The biggest insect pest affecting hostas are slugs. The most effective way to control them is using copper mesh or wire as a barrier around the plant at the soil level. Slugs will not cross copper as it gives them a form of electric shock.

2. Astilbe

Do you have a damp, shady spot in your garden? Astilbes are the perfect perennial for you! These stiff, spiky flowers are available in a range of colors from white to red to purple. Once established, they will spread through underground rhizomes, filling in a patch of damp earth with blooms that range from one to six feet high, depending on the variety.

Astilbes prefer a rich, slightly acidic damp soil in the shade, so choose your spot carefully and prepare the planting hole with plenty of good compost and peat moss. Astilbes need a steady supply of moisture, so be prepared to water if the soil dries out.

3. Heuchera (Coral Bells)

The dainty blooms of coral bells start blooming in late spring and continue to mid-summer or longer, depending on the variety. The clumps of heart-shaped leaves remain attractive through to late fall. You can find bright lime green or dark red foliage or leaves with variegated colors for even more interest.

Plant coral bells in fertile, moist soil, and add lots of compost to the planting hole. You will find that they have few insect pests or diseases, and the most you need to do is trim away old foliage in early spring and divide the plants every few years.

4. Bleeding Hearts

Bleeding hearts are a charming, old-fashioned garden flower perfect for a shaded garden. Blooming in mid to late spring, the gracefully arching stems are festooned with tiny heart-shaped blossoms hanging along their length. There are white, pink, and red varieties available.

Bleeding hearts go dormant and disappear by mid-summer, so it is best to place them near a late-emerging plant such as a hosta, which will hide the bare spot. Plant bleeding hearts in compost-rich soil and keep it moist for optimum growth.

5. Primrose

Primroses are among the first perennials to bloom every spring. The long-lasting flowers are a perfect companion to spring bulbs.

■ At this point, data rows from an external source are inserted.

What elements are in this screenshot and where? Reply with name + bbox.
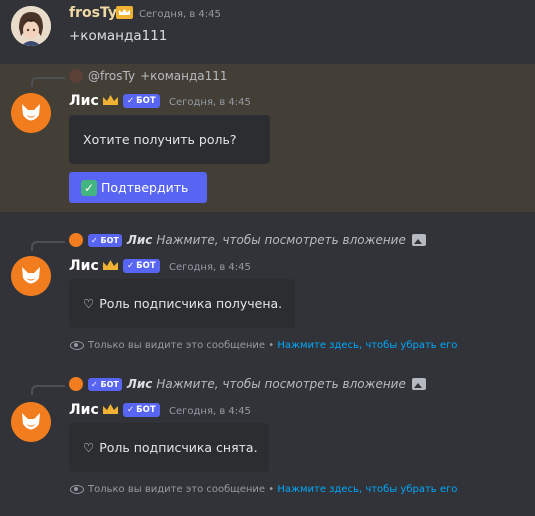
- fox-mini-avatar: [69, 377, 83, 391]
- fox-avatar-icon: [11, 402, 51, 442]
- fox-avatar[interactable]: [11, 93, 51, 133]
- crown-icon: [116, 6, 133, 19]
- reply-connector: [31, 77, 65, 87]
- message-role-removed: ✓ БОТ Лис Нажмите, чтобы посмотреть влож…: [0, 372, 535, 502]
- reply-name[interactable]: Лис: [127, 377, 153, 391]
- ephemeral-note: Только вы видите это сообщение • Нажмите…: [70, 340, 457, 351]
- dismiss-link[interactable]: Нажмите здесь, чтобы убрать его: [277, 484, 457, 495]
- embed: Хотите получить роль?: [69, 115, 270, 164]
- embed: ♡ Роль подписчика получена.: [69, 279, 295, 328]
- fox-avatar-icon: [11, 93, 51, 133]
- heart-icon: ♡: [83, 440, 95, 455]
- bot-tag: ✓ БОТ: [123, 259, 160, 273]
- bot-author-name[interactable]: Лис: [69, 258, 99, 274]
- fox-mini-avatar: [69, 233, 83, 247]
- reply-bot-tag-label: БОТ: [100, 235, 119, 245]
- bot-tag: ✓ БОТ: [123, 94, 160, 108]
- reply-bot-tag: ✓ БОТ: [88, 377, 122, 391]
- check-icon: ✓: [127, 405, 135, 415]
- reply-preview[interactable]: @frosTy +команда111: [69, 69, 228, 83]
- timestamp: Сегодня, в 4:45: [169, 262, 251, 273]
- check-icon: ✓: [127, 261, 135, 271]
- fox-avatar[interactable]: [11, 256, 51, 296]
- reply-bot-tag-label: БОТ: [100, 379, 119, 389]
- confirm-button[interactable]: ✓ Подтвердить: [69, 172, 207, 203]
- embed-text: Роль подписчика получена.: [99, 296, 283, 311]
- check-icon: ✓: [127, 96, 135, 106]
- anime-avatar-icon: [11, 6, 51, 46]
- crown-icon: [103, 95, 118, 105]
- reply-connector: [31, 241, 65, 251]
- bot-tag-label: БОТ: [136, 405, 156, 415]
- dismiss-link[interactable]: Нажмите здесь, чтобы убрать его: [277, 340, 457, 351]
- reply-bot-tag: ✓ БОТ: [88, 233, 122, 247]
- reply-text: Нажмите, чтобы посмотреть вложение: [156, 377, 406, 391]
- crown-icon: [103, 260, 118, 270]
- reply-preview[interactable]: ✓ БОТ Лис Нажмите, чтобы посмотреть влож…: [69, 377, 426, 391]
- timestamp: Сегодня, в 4:45: [139, 9, 221, 20]
- reply-text: +команда111: [140, 69, 228, 83]
- embed-text: Хотите получить роль?: [83, 132, 237, 147]
- message-text: +команда111: [69, 28, 168, 44]
- check-emoji-icon: ✓: [81, 179, 97, 196]
- bot-tag-label: БОТ: [136, 96, 156, 106]
- ephemeral-note: Только вы видите это сообщение • Нажмите…: [70, 484, 457, 495]
- image-icon: [411, 234, 426, 246]
- bot-author-name[interactable]: Лис: [69, 402, 99, 418]
- reply-name[interactable]: Лис: [127, 233, 153, 247]
- confirm-button-label: Подтвердить: [101, 180, 189, 195]
- message-bot-confirm: @frosTy +команда111 Лис ✓ БОТ Сегодня, в …: [0, 64, 535, 212]
- reply-mention[interactable]: @frosTy: [88, 69, 135, 83]
- reply-connector: [31, 385, 65, 395]
- fox-avatar-icon: [11, 256, 51, 296]
- frosty-avatar[interactable]: [11, 6, 51, 46]
- crown-icon: [103, 404, 118, 414]
- eye-icon: [70, 485, 84, 494]
- author-name[interactable]: frosTy: [69, 5, 117, 21]
- ephemeral-text: Только вы видите это сообщение •: [88, 484, 275, 495]
- reply-text: Нажмите, чтобы посмотреть вложение: [156, 233, 406, 247]
- timestamp: Сегодня, в 4:45: [169, 97, 251, 108]
- heart-icon: ♡: [83, 296, 95, 311]
- message-role-granted: ✓ БОТ Лис Нажмите, чтобы посмотреть влож…: [0, 228, 535, 358]
- ephemeral-text: Только вы видите это сообщение •: [88, 340, 275, 351]
- message-frosty: frosTy Сегодня, в 4:45 +команда111: [0, 0, 535, 60]
- reply-preview[interactable]: ✓ БОТ Лис Нажмите, чтобы посмотреть влож…: [69, 233, 426, 247]
- fox-avatar[interactable]: [11, 402, 51, 442]
- eye-icon: [70, 341, 84, 350]
- bot-tag-label: БОТ: [136, 261, 156, 271]
- timestamp: Сегодня, в 4:45: [169, 406, 251, 417]
- embed-text: Роль подписчика снята.: [99, 440, 258, 455]
- bot-author-name[interactable]: Лис: [69, 93, 99, 109]
- frosty-mini-avatar: [69, 69, 83, 83]
- bot-tag: ✓ БОТ: [123, 403, 160, 417]
- embed: ♡ Роль подписчика снята.: [69, 423, 269, 472]
- image-icon: [411, 378, 426, 390]
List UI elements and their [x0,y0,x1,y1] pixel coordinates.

Available in shades ranging from the classic yellow through reds, pinks, and purples, they are recommended for damp, shady spots but will also thrive in drier soils and some sun.

They’re perfect for growing next to a doorstep or walkway where their beautiful flowers can be appreciated when they bloom in early spring.

You can start primroses from seed, but it’s easier to buy plants, especially for beginning gardeners. Enrich the soil with plenty of compost and peat when planting them, and keep them well-watered while they get established. They suffer from very few pests and diseases, and in a year or two, will grow into clumps that can be divided to plant elsewhere.

What Will you Plant in Your Garden?

Whether you are planning a garden in a new house or adjusting your current garden as trees mature and cast deeper shade, there are many perennials to choose from to provide a season-long show of flowers and foliage!